J'avais mûrement planifié mon coup.
L'enregistrement que j'avais soutiré à José, cette mine d'or d'information et de saletés -sa voix, ses mots qui avouaient tout d'une traite, la liaison avec Romero, le détournement de mineur, la pédophilie, la prostitution, tout ça mêlé-, je l'avais soigneusement copié, conservé partout dans mes fichiers. Je ne savais pas si j'allais m'en servir, mais j'étais plus rassuré d'avoir ce moyen de pression avec moi. Avec ça prêt à sortir, c'était sûr, il ne ferait rien contre moi, je serais protégé, je pourrais partir en Italie avec Tobio, changer de ligue tout en revenant l'été pour les coupes mondiales, avoir tous les avantages dont je rêvais sans contrepartie, et il n'oserait jamais me contrarier.
Et c'est ce qui s'est passé, dans un premier temps. Tobio est venu à mon anniversaire, m'a offert ces cadeaux symboliques : la brosse à dents qui m'invitait à partager son appartement, et cette nuit passée ensemble ; rien de charnel, juste des petits bisous sous la couette, puis dormir en cuillère, mais à mes yeux, ça a plus de prix que de baiser pour baiser. Je savais qu'il était toujours attaché à Romero, il avait quand même prolongé d'une demi-saison chez les Adlers juste pour lui, et ça me mettait les nerfs, oui, mais sur le long terme, je me disais que ça ne tiendrait pas. Le Brésilien était marié, il avait un enfant, une image publique qu'il étudiait depuis des années -je ne pensais pas qu'il soit capable de faire voler tout ça en éclats juste pour les beaux yeux de Tobio. Et Tobio le savait très bien aussi.

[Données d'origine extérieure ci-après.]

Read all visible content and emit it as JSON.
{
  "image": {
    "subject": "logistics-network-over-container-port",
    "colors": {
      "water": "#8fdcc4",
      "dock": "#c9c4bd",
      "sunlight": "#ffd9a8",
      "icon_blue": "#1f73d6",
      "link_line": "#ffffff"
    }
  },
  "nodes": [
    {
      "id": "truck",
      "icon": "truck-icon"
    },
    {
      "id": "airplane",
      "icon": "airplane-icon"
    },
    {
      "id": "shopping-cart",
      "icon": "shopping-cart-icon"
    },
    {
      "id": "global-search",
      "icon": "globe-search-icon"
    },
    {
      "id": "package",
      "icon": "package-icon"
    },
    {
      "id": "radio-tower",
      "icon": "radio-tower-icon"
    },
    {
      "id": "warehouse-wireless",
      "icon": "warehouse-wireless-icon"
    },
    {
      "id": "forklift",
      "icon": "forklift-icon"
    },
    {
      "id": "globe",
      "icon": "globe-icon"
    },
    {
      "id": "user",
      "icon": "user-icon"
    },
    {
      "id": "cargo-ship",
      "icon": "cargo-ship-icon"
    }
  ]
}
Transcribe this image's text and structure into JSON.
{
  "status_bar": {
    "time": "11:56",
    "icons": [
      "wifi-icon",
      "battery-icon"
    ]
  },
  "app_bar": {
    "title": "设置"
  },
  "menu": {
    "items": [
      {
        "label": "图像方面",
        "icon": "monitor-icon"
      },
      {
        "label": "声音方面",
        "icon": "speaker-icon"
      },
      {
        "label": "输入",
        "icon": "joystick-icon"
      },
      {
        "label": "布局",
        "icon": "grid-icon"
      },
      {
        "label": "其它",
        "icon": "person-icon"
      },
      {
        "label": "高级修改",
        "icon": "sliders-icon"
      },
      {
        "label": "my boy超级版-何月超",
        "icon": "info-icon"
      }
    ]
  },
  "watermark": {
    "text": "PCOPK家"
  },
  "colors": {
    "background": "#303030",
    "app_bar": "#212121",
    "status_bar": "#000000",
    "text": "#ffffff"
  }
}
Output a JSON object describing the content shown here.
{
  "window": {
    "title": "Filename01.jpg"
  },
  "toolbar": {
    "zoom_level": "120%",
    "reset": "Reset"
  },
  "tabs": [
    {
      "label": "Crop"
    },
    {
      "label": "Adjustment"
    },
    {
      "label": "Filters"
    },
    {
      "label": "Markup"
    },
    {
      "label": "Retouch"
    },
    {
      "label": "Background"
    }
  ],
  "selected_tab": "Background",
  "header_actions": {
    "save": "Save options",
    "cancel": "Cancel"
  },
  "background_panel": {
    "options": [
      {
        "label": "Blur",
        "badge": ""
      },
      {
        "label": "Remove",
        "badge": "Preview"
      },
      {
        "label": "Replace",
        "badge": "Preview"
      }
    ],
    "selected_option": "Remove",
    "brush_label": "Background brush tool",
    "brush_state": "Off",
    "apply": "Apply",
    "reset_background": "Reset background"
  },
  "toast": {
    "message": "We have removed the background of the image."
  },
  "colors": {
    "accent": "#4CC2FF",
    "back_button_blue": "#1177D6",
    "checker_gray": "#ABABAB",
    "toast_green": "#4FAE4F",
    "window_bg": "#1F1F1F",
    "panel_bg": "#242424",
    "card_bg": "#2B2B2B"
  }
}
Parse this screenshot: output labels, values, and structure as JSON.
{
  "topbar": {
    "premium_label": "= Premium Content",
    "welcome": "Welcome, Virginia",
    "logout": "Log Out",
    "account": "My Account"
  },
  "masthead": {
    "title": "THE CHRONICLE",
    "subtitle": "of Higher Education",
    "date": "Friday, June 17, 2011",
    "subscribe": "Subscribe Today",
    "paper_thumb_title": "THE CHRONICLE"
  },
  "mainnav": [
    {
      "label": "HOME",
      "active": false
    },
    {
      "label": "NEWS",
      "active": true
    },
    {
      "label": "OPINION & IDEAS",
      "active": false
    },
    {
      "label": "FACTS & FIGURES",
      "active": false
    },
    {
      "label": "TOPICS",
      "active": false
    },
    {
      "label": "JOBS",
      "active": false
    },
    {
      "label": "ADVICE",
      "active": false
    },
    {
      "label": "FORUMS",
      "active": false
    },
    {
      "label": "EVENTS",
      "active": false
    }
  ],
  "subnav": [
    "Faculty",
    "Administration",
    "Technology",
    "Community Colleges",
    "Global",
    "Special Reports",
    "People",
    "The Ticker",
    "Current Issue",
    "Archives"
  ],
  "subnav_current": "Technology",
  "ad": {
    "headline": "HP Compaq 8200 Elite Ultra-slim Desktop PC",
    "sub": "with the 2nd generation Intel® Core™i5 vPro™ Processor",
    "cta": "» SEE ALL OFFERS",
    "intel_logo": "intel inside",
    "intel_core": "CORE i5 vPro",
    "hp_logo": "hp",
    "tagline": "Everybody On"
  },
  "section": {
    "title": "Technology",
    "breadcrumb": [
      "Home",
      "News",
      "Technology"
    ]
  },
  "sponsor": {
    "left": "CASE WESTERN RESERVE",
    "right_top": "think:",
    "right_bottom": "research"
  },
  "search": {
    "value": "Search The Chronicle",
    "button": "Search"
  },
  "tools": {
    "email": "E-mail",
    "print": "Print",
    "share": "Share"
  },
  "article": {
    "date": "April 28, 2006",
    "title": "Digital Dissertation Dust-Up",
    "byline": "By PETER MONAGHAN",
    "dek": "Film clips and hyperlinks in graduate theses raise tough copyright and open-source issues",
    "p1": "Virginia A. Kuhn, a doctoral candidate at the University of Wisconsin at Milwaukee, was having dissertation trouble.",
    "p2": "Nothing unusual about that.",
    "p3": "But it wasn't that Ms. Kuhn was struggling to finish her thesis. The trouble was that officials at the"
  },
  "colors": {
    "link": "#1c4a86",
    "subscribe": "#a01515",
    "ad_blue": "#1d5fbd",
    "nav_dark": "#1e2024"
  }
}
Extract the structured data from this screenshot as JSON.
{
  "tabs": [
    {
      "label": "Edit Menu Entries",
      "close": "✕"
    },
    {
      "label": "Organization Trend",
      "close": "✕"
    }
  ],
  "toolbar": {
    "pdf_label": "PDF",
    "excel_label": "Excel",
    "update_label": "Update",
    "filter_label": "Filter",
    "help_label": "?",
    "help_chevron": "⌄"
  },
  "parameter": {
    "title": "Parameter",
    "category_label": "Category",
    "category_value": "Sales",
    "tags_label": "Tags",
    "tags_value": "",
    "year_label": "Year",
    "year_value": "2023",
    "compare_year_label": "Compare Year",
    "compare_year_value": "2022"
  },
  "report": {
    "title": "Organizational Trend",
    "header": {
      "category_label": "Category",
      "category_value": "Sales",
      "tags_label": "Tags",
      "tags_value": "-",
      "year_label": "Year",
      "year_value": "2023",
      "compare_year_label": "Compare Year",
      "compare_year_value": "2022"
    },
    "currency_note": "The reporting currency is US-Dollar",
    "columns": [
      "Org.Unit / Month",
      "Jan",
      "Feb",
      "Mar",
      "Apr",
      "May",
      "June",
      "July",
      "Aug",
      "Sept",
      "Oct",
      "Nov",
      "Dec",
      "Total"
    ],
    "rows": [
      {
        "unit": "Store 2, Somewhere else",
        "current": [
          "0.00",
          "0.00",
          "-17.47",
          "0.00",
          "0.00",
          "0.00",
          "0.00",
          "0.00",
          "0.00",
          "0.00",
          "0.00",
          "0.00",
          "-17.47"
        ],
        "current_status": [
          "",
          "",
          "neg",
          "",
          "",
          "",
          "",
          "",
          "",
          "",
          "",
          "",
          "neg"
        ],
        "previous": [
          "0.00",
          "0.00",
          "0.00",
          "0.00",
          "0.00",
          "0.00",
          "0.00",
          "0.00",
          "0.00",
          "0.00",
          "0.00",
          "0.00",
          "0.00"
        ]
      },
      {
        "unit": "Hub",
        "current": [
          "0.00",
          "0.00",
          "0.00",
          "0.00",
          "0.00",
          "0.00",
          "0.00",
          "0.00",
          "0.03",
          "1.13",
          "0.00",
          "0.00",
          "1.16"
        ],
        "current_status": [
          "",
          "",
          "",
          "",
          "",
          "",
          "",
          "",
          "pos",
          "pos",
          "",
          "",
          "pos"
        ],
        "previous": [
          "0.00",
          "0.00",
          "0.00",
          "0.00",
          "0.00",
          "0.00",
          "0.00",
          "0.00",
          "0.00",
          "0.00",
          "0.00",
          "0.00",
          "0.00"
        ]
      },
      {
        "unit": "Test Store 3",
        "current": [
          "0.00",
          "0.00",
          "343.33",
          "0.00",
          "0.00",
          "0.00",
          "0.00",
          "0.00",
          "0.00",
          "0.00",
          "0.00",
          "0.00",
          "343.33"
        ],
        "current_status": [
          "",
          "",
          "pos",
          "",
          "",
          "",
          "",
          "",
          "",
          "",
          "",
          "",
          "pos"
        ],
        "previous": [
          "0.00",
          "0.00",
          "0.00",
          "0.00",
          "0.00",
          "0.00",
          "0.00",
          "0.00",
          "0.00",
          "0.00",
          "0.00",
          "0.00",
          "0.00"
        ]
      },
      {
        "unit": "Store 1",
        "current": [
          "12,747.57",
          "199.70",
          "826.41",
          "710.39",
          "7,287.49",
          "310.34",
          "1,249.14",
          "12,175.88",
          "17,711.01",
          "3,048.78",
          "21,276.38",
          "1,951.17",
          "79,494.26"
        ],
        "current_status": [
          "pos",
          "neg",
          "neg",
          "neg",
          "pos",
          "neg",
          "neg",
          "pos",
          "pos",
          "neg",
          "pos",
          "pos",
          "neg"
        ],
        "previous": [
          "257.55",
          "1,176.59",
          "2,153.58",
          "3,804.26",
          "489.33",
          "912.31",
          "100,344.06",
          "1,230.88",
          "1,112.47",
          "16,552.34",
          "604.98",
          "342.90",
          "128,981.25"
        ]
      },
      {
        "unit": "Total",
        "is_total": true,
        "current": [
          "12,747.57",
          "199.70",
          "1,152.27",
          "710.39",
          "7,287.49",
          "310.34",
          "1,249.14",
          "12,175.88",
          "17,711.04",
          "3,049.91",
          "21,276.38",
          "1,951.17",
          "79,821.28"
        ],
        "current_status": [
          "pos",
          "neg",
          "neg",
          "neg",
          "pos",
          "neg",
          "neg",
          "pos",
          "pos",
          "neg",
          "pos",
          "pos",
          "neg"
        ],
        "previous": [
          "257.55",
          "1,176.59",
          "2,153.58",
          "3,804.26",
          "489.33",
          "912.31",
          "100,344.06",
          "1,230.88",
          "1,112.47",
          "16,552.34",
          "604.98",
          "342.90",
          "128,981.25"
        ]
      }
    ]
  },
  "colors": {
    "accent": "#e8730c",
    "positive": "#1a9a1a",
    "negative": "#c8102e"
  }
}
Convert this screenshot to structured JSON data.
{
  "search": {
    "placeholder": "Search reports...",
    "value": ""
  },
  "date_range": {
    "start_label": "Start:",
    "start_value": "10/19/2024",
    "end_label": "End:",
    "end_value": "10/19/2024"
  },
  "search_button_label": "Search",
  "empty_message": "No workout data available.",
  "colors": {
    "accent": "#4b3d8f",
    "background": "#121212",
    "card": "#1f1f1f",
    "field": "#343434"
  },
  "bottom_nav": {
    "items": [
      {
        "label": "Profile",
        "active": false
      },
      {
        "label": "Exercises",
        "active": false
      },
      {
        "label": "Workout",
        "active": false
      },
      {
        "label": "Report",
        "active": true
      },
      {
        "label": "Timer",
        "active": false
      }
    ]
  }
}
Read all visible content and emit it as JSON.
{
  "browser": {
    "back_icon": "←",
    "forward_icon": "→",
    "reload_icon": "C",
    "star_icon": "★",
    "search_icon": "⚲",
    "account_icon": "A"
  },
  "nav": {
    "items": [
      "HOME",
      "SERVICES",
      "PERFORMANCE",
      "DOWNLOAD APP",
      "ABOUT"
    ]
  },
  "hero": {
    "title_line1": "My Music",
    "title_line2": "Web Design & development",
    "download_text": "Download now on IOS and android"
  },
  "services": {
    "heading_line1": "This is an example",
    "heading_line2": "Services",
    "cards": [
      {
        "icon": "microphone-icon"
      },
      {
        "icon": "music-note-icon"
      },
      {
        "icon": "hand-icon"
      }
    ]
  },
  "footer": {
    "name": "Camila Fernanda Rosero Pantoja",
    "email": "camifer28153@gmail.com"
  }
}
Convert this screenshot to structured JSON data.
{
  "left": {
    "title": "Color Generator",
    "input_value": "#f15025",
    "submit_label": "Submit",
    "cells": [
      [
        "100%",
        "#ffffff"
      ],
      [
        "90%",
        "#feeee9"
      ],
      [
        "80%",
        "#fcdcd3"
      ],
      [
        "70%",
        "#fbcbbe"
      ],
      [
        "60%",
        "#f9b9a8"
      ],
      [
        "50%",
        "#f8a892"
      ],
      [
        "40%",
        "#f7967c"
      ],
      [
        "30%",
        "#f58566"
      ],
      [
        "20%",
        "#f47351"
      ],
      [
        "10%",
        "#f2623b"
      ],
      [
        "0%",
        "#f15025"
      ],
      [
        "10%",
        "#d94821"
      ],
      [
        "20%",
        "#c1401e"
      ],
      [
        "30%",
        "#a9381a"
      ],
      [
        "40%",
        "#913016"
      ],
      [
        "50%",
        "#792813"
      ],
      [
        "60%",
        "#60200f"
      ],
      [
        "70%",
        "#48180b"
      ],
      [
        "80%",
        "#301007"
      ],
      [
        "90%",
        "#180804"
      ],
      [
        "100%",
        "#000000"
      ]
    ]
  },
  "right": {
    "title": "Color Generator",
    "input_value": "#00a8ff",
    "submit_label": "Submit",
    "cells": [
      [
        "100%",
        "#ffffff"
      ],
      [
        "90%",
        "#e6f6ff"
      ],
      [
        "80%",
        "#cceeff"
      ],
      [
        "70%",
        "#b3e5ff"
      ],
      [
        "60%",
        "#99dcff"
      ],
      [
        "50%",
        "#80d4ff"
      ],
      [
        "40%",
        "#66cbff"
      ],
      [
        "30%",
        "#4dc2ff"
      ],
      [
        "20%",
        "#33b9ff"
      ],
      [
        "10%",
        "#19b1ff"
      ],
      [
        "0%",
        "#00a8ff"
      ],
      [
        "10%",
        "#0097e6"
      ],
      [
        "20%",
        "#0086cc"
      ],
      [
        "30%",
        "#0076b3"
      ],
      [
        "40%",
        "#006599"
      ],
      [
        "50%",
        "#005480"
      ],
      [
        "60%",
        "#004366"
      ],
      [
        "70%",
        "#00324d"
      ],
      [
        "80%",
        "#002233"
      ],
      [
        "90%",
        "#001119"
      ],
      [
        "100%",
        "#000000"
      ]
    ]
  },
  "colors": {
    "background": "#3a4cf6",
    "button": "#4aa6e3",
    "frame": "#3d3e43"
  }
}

Je n'avais pas envie d'être un choix de dépit. Mais en même temps, ça me paraissait normal qu'il y ait une part de souffrance dans notre relation, une souffrance en miroir, que j'assumerais comme je lui avais imposé celle de mon départ, et celle d'un secret que je n'osais toujours pas révéler. Alors je me suis dit que je serais patient, compréhensif, et doux, en attendant que son cœur se décide à l'image de sa raison... Et ça a été facile, en vérité. Quand on a passé des années aux côtés de José, des années dans la solitude, les non-dits, les espoirs déçus, dans la conscience aiguë d'être le second choix, être près de Tobio était déjà, en soi, comme une bénédiction. Je suis prêt à l'aimer sans garanties, sans conditions, sans retour même.
Je suis parti aux Jeux Panaméricains, j'ai annoncé à José que je quitterais San Juan. Et, comme si tout avait décidé de s'enchaîner plus vite pour aller dans mon sens, Tobio m'a appelé deux jours plus tard pour m'annoncer que Romero avait tout rompu. Il lui avait téléphoné, lui avait dit que c'était terminé, et l'avait bloqué. Ça m'avait semblé trop soudain, comme décision, et je n'avais pas trop de doutes que José était là-dessous. Mais après tout, ça m'arrangeait, ça avançait de quelques semaines ou quelques mois ce qui devait nécessairement arriver. J'aurais préféré que ça vienne de Tobio, bien sûr, que ce soit lui à l'origine de cette séparation, qu'il n'ait pas à subir une fois de plus... Mais il s'y attendait, il me l'avait dit, alors j'espérais que sa peine passerait vite. Et puis, ça me libérait l'horizon. Si Romero avait rompu sur la demande de José, alors ils n'auraient qu'à rester à deux dans leur relation honteuse, et moi, je prendrai le large avec Tobio, loin d'ici, loin d'eux.
Tout semblait se dérouler comme dans un rêve. En août, après le tournoi, j'ai passé une semaine entière avec Tobio, une vraie petite lune de miel... Si l'on excepte le premier soir. Une nuit partie pour être celle de nos retrouvailles sensuelles, et qui s'est finie avec Tobio en larmes. Ça m'a fait mal au cœur, et je l'ai serré dans mes bras pendant qu'il pleurait, tout en sachant bien qui occupait ses pensées à cet instant.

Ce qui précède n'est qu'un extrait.